Der wohl in Amateurkreisen am weitesten verbreitete Teilbereich der Astrometrie ist die Positionsbestimmung von Kleinplaneten und Kometen, einem Gebiet, auf dem sogar eine rege Zusammenarbeit mit Fachastronomen stattfindet. Neben der routinemäßigen Positionsbestimmung zur Bahnverbesserung und -sicherung von bereits seit längerem bekannten Objekten können sich Amateure hierbei auch an solch wichtigen Forschungsgebieten wie der Überwachung von Himmelskörpern, die der Erde relativ nahe kommen können, beteiligen. Da diese so genannten Near Earth Objekts (NEOs) neben einer geringen Helligkeit auch meist eine sehr hohe Eigenbewegung aufweisen, sind sie normalerweise nur für die Besitzer relativ großer Teleskope interessant. Auch für kleinere Geräte geeignet sind dagegen die so genannten "last-minute observations" der Kleinplaneten, die voraussichtlich in naher Zukunft einen Stern bedecken werden.
Gelegentlich finden sich in Zeitschriften auch Amateurberichte über die Vermessung von Planetenmonden oder den Nachweis von Eigenbewegungen bei nahen Fixsternen. Im Zusammenhang mit der Suche nach Supernovae benötigt man die Astrometrie ebenfalls, damit im Fall einer Neuentdeckung, deren Position am Himmel auch publiziert werden kann.

Animation: (164) Eva bei PGC 29918

Kleinplanet (164) Eva beim Vorübergang an der Galaxie PGC 29918. Aufgenommen in der Nacht vom 9. auf den 10. Januar 1998 mit einer Starlight Xpress Framestore CCD-Kamera durch ein Celestron C-8 bei f=1230mm und einer Belichtungszeit von jeweils 328s.

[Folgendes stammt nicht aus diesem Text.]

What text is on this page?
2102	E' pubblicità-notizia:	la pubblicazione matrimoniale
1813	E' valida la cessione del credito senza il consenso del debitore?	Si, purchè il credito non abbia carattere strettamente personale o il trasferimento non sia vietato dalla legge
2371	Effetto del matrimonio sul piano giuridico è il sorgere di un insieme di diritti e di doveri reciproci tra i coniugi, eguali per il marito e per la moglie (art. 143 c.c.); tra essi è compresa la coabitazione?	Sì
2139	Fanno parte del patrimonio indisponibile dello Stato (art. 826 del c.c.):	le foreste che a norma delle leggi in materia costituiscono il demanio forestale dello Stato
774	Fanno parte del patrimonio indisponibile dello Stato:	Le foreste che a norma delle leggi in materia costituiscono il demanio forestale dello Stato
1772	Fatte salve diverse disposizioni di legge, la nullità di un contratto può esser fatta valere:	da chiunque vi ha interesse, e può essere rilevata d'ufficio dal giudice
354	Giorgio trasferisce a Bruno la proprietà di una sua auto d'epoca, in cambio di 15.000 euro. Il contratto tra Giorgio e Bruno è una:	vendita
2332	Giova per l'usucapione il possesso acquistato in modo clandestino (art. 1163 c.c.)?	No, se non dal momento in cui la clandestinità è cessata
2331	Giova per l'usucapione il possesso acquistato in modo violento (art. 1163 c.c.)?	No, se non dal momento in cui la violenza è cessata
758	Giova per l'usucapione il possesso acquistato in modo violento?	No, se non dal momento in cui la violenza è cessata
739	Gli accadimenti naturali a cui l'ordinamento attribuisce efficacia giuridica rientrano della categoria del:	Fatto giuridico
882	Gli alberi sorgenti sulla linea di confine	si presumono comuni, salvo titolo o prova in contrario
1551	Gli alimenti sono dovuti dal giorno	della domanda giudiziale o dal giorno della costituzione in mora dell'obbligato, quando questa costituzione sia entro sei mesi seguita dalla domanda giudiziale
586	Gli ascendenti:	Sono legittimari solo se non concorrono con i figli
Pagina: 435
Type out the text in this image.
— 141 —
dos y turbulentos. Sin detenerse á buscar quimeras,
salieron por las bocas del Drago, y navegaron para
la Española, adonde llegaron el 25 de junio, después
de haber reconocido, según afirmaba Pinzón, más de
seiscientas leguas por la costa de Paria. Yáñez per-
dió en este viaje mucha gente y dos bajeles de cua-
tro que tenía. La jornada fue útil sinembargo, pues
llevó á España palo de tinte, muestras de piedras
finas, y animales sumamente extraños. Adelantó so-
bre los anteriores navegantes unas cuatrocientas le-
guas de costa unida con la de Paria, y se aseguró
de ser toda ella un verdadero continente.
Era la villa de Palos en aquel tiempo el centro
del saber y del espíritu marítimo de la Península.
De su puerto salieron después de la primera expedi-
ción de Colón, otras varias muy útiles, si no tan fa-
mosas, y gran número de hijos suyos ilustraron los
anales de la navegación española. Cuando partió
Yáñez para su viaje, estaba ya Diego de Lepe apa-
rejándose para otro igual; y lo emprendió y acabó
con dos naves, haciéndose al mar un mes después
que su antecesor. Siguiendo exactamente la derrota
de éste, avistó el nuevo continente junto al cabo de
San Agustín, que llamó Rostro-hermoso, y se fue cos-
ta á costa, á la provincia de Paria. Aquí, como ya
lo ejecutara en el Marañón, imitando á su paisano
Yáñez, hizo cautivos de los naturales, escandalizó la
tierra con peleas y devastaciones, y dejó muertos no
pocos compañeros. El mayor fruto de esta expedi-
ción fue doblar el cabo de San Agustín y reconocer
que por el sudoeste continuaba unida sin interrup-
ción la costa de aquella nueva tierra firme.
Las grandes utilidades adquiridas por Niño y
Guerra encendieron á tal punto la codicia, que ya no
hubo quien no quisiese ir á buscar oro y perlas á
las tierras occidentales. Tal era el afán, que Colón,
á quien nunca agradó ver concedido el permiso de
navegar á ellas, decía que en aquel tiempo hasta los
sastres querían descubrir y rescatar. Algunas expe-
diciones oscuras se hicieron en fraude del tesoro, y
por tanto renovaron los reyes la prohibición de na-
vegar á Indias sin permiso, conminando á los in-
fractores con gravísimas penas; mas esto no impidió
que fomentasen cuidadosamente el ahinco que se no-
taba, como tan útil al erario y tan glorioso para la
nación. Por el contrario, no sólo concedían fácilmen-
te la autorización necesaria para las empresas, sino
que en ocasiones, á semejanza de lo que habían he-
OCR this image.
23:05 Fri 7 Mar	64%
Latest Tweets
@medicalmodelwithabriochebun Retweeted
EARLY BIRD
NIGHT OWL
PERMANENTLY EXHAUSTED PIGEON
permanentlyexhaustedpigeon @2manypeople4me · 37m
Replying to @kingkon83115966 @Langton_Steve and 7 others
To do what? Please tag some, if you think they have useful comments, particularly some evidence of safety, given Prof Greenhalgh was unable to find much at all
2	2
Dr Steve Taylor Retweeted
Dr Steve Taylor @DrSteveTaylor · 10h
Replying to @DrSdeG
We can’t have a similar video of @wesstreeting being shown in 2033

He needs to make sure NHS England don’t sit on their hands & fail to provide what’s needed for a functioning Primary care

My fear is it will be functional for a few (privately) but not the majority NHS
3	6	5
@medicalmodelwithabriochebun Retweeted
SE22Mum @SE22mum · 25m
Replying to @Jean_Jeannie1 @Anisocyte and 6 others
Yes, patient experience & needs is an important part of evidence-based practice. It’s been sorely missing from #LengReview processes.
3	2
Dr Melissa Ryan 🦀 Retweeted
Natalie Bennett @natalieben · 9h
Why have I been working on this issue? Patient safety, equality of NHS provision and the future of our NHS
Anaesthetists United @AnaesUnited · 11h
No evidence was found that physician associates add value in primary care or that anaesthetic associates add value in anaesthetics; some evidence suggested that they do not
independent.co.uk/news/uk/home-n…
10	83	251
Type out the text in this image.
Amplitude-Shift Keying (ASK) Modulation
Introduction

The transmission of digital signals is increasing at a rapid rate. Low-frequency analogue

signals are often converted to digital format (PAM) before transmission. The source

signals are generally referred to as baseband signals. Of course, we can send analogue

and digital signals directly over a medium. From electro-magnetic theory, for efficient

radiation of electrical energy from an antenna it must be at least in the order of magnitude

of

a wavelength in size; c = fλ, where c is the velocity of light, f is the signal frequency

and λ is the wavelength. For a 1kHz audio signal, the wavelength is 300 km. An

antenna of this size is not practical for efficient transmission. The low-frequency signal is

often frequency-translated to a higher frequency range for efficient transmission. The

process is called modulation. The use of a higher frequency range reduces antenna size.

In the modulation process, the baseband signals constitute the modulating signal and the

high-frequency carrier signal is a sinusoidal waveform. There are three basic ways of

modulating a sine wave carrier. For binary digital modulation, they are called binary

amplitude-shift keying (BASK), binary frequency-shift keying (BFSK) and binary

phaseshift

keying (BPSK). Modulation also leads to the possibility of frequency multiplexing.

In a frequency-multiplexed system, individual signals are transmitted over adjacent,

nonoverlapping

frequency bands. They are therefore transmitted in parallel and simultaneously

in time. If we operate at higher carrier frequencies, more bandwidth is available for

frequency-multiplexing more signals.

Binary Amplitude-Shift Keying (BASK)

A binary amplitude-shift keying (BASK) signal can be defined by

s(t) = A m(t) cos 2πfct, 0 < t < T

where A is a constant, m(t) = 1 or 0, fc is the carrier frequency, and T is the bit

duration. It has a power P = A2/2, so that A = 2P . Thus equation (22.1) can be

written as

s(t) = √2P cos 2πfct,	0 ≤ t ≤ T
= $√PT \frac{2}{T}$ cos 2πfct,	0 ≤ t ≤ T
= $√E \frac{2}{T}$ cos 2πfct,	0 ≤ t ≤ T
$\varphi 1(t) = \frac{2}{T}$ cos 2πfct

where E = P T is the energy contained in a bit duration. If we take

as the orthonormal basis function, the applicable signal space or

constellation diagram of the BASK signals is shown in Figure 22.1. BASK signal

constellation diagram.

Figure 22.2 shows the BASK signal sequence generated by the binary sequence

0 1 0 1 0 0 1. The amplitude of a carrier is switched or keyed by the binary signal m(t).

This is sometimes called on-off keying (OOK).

Die Erstellung einer später zu vermessenden Himmelsaufnahme läuft prinzipiell genauso ab, wie die jeder anderen CCD-Aufnahme. Passend zur Objektaufnahme werden natürlich auch hier ein Dunkelbild und ein Flatfield benötigt.
Im Gegensatz zu einer ästhetischen Aufnahme beschränkt sich die Bildbearbeitung bei einer astrometrisch zu vermessenden Aufnahme jedoch auf das absolute Minimum: Außer einer Dark- bzw. Flatfieldkorrektur dürfen keine weiteren Bearbeitungsschritte durchgeführt werden! Jede Art von Filterung würde die Positionsdaten der aufgenommenen Objekte verfälschen.

Astrometrie mit Farb-CCDs

Farb-Kameras eignen sich nur sehr bedingt für die Astrometrie. Obwohl viele der mit farbfilter-maskierten Chips ausgestatteten Kameras auch in einem "Schwarzweißmodus" betrieben werden können, sind diese Aufnahmen nicht mit Bildern von "echten" Schwarzweißkameras zu vergleichen.
Der Grund hierfür ist die direkt auf den Aufnahmechip montierte Farbfiltermatrix. In einem Schwarzweißbild zeigt jeder Pixel die Intensität über den kompletten Empfindlichkeitsbereich des Chips. Da jeder Pixel eines Farb-Chips jedoch nur die Intensität in einem durch das Filter eingeschränkten Wellenlängenbereich repräsentiert, müssen die Pixel im Schwarzweißmodus aus den Intensitäten mehrerer benachbarter verschiedenfarbig maskierter Pixel berechnet werden.
Strahlt nun das beobachtete Objekt hauptsächlich in nur einem der Wellenlängenbereiche, führt dies dazu, dass es auf den entsprechend maskierten Farbpixeln deutlich heller erscheint, als auf den andersfarbig maskierten Pixeln. Bei der Berechnung des Schwarzweißpixels wird auf diese Weise die Lage des Helligkeitsschwerpunktes verfälscht. Da die astrometrische Messgenauigkeit deutlich kleiner als diese Abweichungen ist, wird eine falsche Position ermittelt.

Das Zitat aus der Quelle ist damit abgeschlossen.